Todos os dias, consumimos alimentos, água, energia elétrica e diversos outros produtos como roupas ou aparelhos eletrônicos. A história de um produto, no entanto, não começa quando ele chega nas nossas mãos e nem termina quando ele não está mais conosco.

A produção de um celular, por exemplo, requer uma grande quantidade de água para ser realizada, e, depois disso, ele ainda precisa ser transportado para as lojas, o que gera a emissão de gases de efeito estufa pelo seu transporte. Além disso, entram nesta conta as condições de trabalho que a empresa oferece para a produção dos aparelhos, por exemplo.

Por isso, é cada vez mais comum que questões sejam levantadas antes de bater o martelo na hora da compra. Como o produto foi produzido? Qual o impacto ambiental da produção? Como a mão de obra foi remunerada? É uma compra necessária? Brasileiros têm começado a se perguntar isso com o passar do tempo, além de também fiscalizar seus próprios hábitos dentro de casa, separando o lixo e economizando recursos como água e energia.

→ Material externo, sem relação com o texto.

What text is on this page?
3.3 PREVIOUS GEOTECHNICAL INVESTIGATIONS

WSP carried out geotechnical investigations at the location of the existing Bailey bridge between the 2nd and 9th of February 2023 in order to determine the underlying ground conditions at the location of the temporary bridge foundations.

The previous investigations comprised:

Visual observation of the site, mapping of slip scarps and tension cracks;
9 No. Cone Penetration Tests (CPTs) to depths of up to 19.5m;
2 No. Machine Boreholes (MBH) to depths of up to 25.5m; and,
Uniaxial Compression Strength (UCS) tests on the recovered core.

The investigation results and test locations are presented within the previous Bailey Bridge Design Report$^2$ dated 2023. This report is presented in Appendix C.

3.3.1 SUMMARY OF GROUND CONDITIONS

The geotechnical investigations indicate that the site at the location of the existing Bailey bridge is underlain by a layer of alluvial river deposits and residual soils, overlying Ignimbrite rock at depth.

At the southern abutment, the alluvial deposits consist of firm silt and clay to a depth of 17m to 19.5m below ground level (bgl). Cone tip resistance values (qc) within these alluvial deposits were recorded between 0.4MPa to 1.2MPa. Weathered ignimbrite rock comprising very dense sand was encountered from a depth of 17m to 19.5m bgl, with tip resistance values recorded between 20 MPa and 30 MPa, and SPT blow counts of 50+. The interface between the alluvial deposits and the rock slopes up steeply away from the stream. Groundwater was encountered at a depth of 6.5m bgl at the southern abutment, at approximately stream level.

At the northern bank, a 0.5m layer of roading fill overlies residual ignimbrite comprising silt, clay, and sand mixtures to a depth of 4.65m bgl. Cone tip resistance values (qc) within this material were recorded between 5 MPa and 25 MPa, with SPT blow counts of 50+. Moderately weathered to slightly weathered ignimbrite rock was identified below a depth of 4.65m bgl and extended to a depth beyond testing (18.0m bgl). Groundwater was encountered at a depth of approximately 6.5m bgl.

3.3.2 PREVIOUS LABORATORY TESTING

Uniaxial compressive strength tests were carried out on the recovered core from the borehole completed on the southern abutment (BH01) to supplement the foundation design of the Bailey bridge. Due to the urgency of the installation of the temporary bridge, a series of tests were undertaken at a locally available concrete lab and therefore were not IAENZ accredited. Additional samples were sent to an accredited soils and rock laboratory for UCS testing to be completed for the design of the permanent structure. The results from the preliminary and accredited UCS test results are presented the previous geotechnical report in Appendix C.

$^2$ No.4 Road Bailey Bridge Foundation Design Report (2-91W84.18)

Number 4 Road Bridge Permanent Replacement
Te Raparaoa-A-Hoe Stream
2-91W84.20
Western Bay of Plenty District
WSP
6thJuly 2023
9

Em 2013, por exemplo, o lixo era separado para reciclagem no domicílio de 47% dos brasileiros, percentual que cresceu oito pontos percentuais nos últimos seis anos e chegou a 55% em 2019, de acordo com o Perfil do Consumidor 2020, divulgado pela Confederação Nacional das Indústrias (CNI). A Região Sul é a que possui o maior percentual de domicílios que separam o lixo (66%), empatada na margem de erro com a região Sudeste (64%). Fernanda destaca, entretanto, que a mudança de comportamento do consumidor ocorre lentamente. "É importante lembrar que o consumo consciente está muito relacionado ao hábito", ressalta.

Assim como a pesquisa do Instituto Akatu, o Indicador de Consumo Consciente (ICC) de 2019 do Conselho Nacional dos Dirigentes Lojistas (CNDL) junto do SPC Brasil, que visa acompanhar as mudanças nos hábitos de compra e outras ações cotidianas, também avaliou o consumidor brasileiro. Para o ICC, ele está na condição de consumidor em transição: 57,6% dos entrevistados correspondem a este perfil, enquanto 29,3% podem ser considerados conscientes e 13,1% pouco ou nada conscientes. Em 2015, foram 51,2% considerados consumidores em transição, 21,8% conscientes e 27% pouco ou nada conscientes. Há variações dependendo darenda, idade e escolaridade.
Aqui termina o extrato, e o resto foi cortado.